Christopher Shultis is a Regents’ Professor of Music at the University of New Mexico. His early musical life was as a performer, specifically a percussionist and conductor specializing in the interpretation of experimental music. His first compositions were experimental in nature. Beginning with an exploration of sound and the world in which those sounds occur, Shultis’s current work is an examination of self in that world and the sounds that he hears as a result are what he writes down. Using Thoreau’s statement, “My life is what I would have writ but I could not both live and utter it,” as a guide, beginning in 1995 with the process of composing a little light, in great darkness Shultis has been finding a way to compose that doesn’t try to immortalize something (“great art,” “great composer”) so much as report something about his journey.

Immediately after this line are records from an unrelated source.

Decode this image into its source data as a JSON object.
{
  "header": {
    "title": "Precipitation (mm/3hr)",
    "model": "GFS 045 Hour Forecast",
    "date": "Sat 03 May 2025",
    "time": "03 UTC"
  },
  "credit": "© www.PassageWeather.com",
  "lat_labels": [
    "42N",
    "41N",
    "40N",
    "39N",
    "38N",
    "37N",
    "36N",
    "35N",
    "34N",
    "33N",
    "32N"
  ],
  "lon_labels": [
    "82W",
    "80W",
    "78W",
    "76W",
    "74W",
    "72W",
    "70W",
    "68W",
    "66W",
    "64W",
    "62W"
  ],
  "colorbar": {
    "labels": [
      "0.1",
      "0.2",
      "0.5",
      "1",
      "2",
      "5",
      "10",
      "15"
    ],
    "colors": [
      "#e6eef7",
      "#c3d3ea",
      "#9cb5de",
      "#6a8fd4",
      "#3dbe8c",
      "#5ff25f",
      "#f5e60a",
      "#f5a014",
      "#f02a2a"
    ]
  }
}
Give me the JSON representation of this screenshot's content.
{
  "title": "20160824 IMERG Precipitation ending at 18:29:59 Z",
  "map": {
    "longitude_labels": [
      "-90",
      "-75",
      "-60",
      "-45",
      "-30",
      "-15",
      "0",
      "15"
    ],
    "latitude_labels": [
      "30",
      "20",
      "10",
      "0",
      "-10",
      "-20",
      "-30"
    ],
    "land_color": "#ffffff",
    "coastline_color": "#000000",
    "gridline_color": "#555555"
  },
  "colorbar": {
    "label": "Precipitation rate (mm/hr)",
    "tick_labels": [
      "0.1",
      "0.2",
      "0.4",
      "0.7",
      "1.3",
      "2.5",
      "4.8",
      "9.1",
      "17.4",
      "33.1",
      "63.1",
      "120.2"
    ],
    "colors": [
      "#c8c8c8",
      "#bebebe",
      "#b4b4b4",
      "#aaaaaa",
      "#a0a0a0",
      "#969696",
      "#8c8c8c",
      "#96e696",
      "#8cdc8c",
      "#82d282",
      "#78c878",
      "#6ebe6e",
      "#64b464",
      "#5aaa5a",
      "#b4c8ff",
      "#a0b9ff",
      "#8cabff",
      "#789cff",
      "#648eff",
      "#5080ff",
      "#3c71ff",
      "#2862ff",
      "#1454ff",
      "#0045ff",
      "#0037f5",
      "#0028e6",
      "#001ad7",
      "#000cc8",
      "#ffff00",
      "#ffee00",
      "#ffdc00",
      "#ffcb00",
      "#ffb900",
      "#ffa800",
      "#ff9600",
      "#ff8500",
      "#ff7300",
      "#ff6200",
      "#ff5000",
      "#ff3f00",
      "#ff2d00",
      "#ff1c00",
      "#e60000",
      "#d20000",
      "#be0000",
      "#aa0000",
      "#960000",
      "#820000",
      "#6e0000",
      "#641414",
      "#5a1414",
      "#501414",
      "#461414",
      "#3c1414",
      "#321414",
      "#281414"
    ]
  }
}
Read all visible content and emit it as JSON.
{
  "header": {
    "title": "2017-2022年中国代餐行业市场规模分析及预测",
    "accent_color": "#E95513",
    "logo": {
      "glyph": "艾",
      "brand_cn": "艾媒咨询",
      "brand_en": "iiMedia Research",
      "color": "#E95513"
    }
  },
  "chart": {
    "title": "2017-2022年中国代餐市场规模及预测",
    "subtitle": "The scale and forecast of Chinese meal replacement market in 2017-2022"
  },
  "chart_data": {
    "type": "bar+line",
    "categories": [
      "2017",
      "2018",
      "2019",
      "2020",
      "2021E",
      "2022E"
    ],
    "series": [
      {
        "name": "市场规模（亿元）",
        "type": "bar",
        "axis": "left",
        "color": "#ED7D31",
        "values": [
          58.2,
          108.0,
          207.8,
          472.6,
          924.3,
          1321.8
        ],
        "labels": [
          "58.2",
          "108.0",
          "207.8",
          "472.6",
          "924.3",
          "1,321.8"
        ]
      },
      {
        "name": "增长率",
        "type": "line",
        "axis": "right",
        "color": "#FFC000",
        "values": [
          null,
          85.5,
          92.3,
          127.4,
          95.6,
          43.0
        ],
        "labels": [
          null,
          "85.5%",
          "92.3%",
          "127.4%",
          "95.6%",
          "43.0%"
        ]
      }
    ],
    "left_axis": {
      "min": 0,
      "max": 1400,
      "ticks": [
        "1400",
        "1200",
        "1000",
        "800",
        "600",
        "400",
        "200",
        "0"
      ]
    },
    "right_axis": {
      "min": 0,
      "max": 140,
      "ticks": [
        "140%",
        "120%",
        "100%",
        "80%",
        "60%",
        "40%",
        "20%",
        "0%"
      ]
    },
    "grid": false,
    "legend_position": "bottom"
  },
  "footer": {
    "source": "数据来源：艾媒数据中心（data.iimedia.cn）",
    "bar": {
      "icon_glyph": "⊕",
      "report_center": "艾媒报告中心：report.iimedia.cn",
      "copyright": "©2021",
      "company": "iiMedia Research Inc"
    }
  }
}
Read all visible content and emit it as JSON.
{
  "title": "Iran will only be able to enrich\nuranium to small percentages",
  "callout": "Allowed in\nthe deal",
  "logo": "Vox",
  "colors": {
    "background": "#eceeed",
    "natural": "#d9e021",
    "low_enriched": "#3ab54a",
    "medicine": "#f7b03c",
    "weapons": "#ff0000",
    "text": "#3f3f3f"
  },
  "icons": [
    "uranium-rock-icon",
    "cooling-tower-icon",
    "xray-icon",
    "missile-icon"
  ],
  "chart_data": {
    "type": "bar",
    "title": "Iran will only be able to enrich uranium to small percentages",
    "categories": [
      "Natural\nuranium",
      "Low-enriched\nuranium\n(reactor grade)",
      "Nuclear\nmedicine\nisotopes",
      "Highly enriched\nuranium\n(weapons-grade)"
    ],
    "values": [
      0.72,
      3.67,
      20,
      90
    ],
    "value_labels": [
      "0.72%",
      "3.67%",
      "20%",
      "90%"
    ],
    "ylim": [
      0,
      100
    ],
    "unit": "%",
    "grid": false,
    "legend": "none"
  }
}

Like Thoreau, Shultis is a walker and his current music almost always happens during walks: “My music is the sound of what I hear when I walk, the result of the particular path I take. Its originality comes solely from the fact that it is my walk and not yours. I write because I must. But to listen is always a choice. One possible connection between myself and the world is through listening to what I write, because after I’ve written it, we’re all listeners, all equals, all free to either enjoy what we hear or not. My desire is to write beautiful music and to fail at that is, for me, a very important sign of its success. Failed beauty is the condition of the world. Our humanity is rooted in such failure. Because only when we fail are we truly human-and beautiful.”

Albums

Devisadero

Release Date: May 1, 2011
Catalog Number: NV5849
21st Century
Chamber
Vocal Music
Piano
Voice
Wind Ensemble
DEVISADERO features the original compositions of New Mexico-based composer Christopher Shultis. Through woodwinds, percussion and piano, Shultis is able to vividly describe the New Mexican wilderness and the significance of its beauty. Shultis' compositions invite the listener to experience not only the sound of the music, but what we see and think, and especially, how we breathe, as well.